Documenting one of the largest heritage restorations ever undertaken in Christchurch has been a long and satisfying process for local photographer Olivia Spencer-Bower.
She was hired by Hawkins Construction to photograph and record time-lapse video footage of the massive $167 million project to repair and restore the earthquake damaged Christchurch Town Hall, starting almost five years ago in September 2015.
The Town Hall reopened to the public in February 2019 after it had been repaired and strengthened to 100 per cent of the New Building Standard. The James Hay Theatre, part of the Town Hall complex, opened three months later.
For three-and-a-half years Spencer-Bower visited the Town Hall each month to take photos of developments on the site, and two time-lapse cameras took photos every 10 minutes during construction hours. Late last year she finished editing the thousands of images into an impressive 10 minute video which can be seen here for the first time.
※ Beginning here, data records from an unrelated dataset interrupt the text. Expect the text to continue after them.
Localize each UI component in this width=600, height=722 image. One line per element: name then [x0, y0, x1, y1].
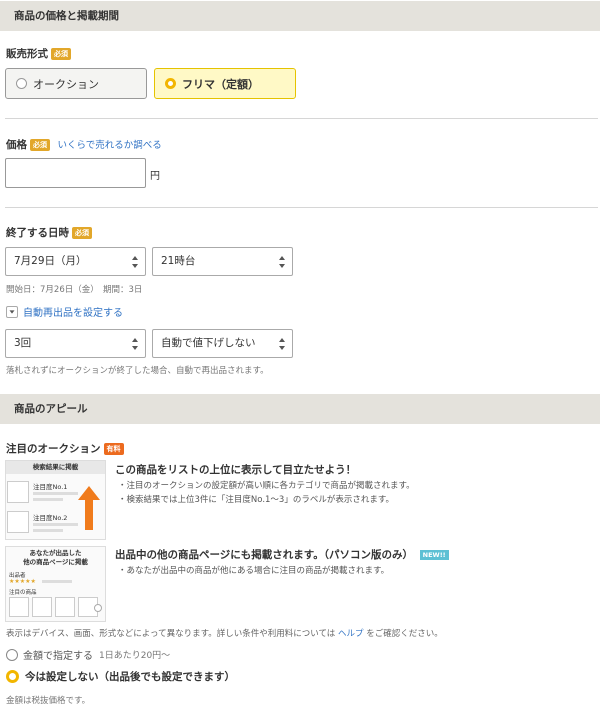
relist-count-value: 3回: [14, 337, 32, 349]
new-badge: NEW!!: [419, 550, 449, 560]
featured-none-option[interactable]: 今は設定しない（出品後でも設定できます）: [6, 669, 235, 684]
thumb2-featured: 注目の商品: [9, 590, 37, 596]
featured-label: 注目のオークション: [6, 443, 101, 455]
relist-toggle-label: 自動再出品を設定する: [23, 308, 123, 319]
select-updown-icon: [132, 338, 138, 350]
section-header-price-period: 商品の価格と掲載期間: [0, 1, 600, 31]
sale-format-label-row: 販売形式 必須: [6, 46, 71, 61]
thumb2-title-line2: 他の商品ページに掲載: [23, 558, 88, 566]
other-listing-thumbnail: あなたが出品した 他の商品ページに掲載 出品者 ★★★★★ 注目の商品: [5, 546, 106, 622]
featured-amount-label: 金額で指定する: [23, 651, 93, 662]
sale-format-flea-option[interactable]: フリマ（定額）: [154, 68, 296, 99]
relist-toggle[interactable]: 自動再出品を設定する: [6, 304, 123, 319]
up-arrow-icon: [78, 486, 100, 530]
thumb1-title: 検索結果に掲載: [6, 461, 105, 474]
placeholder-line: [33, 523, 78, 526]
thumb-image-placeholder: [7, 511, 29, 533]
required-badge: 必須: [72, 227, 92, 239]
radio-icon: [6, 648, 18, 661]
price-input[interactable]: [5, 158, 146, 188]
featured-label-row: 注目のオークション 有料: [6, 441, 124, 456]
radio-selected-icon: [165, 78, 176, 89]
select-updown-icon: [279, 256, 285, 268]
thumb2-stars: ★★★★★: [9, 578, 36, 585]
thumb1-rank2: 注目度No.2: [33, 514, 68, 522]
end-date-value: 7月29日（月）: [14, 255, 87, 267]
chevron-down-icon: [6, 305, 18, 318]
display-note-suffix: をご確認ください。: [366, 629, 443, 639]
display-note: 表示はデバイス、画面、形式などによって異なります。詳しい条件や利用料については …: [6, 627, 443, 639]
sale-format-auction-option[interactable]: オークション: [5, 68, 147, 99]
promo1-line2: ・検索結果では上位3件に「注目度No.1～3」のラベルが表示されます。: [118, 495, 394, 505]
sale-format-label: 販売形式: [6, 48, 48, 60]
thumb-image-placeholder: [32, 597, 52, 617]
display-note-prefix: 表示はデバイス、画面、形式などによって異なります。詳しい条件や利用料については: [6, 629, 336, 639]
end-time-label-row: 終了する日時 必須: [6, 225, 92, 240]
end-time-info: 開始日：7月26日（金） 期間：3日: [6, 285, 143, 295]
promo2-title: 出品中の他の商品ページにも掲載されます。（パソコン版のみ）: [115, 549, 413, 561]
required-badge: 必須: [30, 139, 50, 151]
featured-amount-option[interactable]: 金額で指定する 1日あたり20円～: [6, 647, 170, 662]
section-header-appeal: 商品のアピール: [0, 394, 600, 424]
divider: [5, 118, 598, 119]
select-updown-icon: [279, 338, 285, 350]
end-date-select[interactable]: 7月29日（月）: [5, 247, 146, 276]
featured-amount-rate: 1日あたり20円～: [99, 651, 171, 661]
end-hour-select[interactable]: 21時台: [152, 247, 293, 276]
relist-count-select[interactable]: 3回: [5, 329, 146, 358]
thumb1-rank1: 注目度No.1: [33, 483, 68, 491]
select-updown-icon: [132, 256, 138, 268]
end-time-label: 終了する日時: [6, 227, 69, 239]
promo2-title-row: 出品中の他の商品ページにも掲載されます。（パソコン版のみ） NEW!!: [115, 547, 449, 562]
placeholder-line: [33, 529, 63, 532]
divider: [5, 207, 598, 208]
placeholder-line: [33, 498, 63, 501]
relist-discount-select[interactable]: 自動で値下げしない: [152, 329, 293, 358]
paid-badge: 有料: [103, 443, 124, 455]
thumb-image-placeholder: [55, 597, 75, 617]
flea-option-label: フリマ（定額）: [182, 77, 259, 91]
required-badge: 必須: [51, 48, 71, 60]
thumb2-title-line1: あなたが出品した: [29, 549, 82, 557]
thumb-image-placeholder: [7, 481, 29, 503]
price-label-row: 価格 必須 いくらで売れるか調べる: [6, 137, 162, 152]
featured-none-label: 今は設定しない（出品後でも設定できます）: [25, 671, 235, 683]
help-link[interactable]: ヘルプ: [338, 629, 364, 639]
promo2-line1: ・あなたが出品中の商品が他にある場合に注目の商品が掲載されます。: [118, 566, 390, 576]
end-hour-value: 21時台: [161, 255, 196, 267]
price-label: 価格: [6, 139, 27, 151]
relist-discount-value: 自動で値下げしない: [161, 337, 256, 349]
auction-option-label: オークション: [33, 77, 99, 91]
thumb2-title: あなたが出品した 他の商品ページに掲載: [6, 547, 105, 567]
price-research-link[interactable]: いくらで売れるか調べる: [58, 140, 162, 151]
radio-selected-icon: [6, 670, 19, 683]
relist-note: 落札されずにオークションが終了した場合、自動で再出品されます。: [6, 366, 269, 376]
promo1-title: この商品をリストの上位に表示して目立たせよう！: [115, 464, 357, 476]
tax-note: 金額は税抜価格です。: [6, 696, 91, 706]
placeholder-line: [42, 580, 72, 583]
chevron-right-icon: [94, 604, 102, 612]
price-unit: 円: [150, 171, 160, 182]
thumb-image-placeholder: [9, 597, 29, 617]
search-result-thumbnail: 検索結果に掲載 注目度No.1 注目度No.2: [5, 460, 106, 540]
promo1-line1: ・注目のオークションの設定額が高い順に各カテゴリで商品が掲載されます。: [118, 481, 415, 491]
radio-icon: [16, 78, 27, 89]
placeholder-line: [33, 492, 78, 495]
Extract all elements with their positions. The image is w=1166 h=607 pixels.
Being involved in such a huge project has been an incredible opportunity, she says. “I feel really proud to be part of a project of this significance. Knowing these images will have an enduring quality is the most exciting thing for me. Looking back in 40 or 50 or even 100 years, people are going to be able to see what our city has been through.”
Her work is inspired by black and white photos of the 1930s New York construction boom and says her aim was to capture an equally vivid snapshot of an emotionally powerful place and time.
Spencer-Bower grew up in Christchurch and feels a strong connection to the Town Hall. “I had school balls and Coast to Coast prize givings there so it has a lot of resonance for me personally.
“My photos were exhibited inside the Town Hall during the public open days when people explored the reopened building for the first time, and I think it was really important to show the phenomenal and meticulous work that went into restoring the Town Hall while maintaining its historical integrity.
“The images helped people appreciate the complexity of the work that was undertaken, like the massive jet grouting rig imported from Germany that moved around the main auditorium creating new concrete piles to stabilise the building.”
Spencer-Bower, who is the great niece of celebrated Canterbury artist Olivia Spencer Bower, says the end of her work at the Town Hall left in a big gap in her life after visiting there every month for so long. However, she now has a four-month-old son to look after, so she has a new ever-changing subject to document photographically.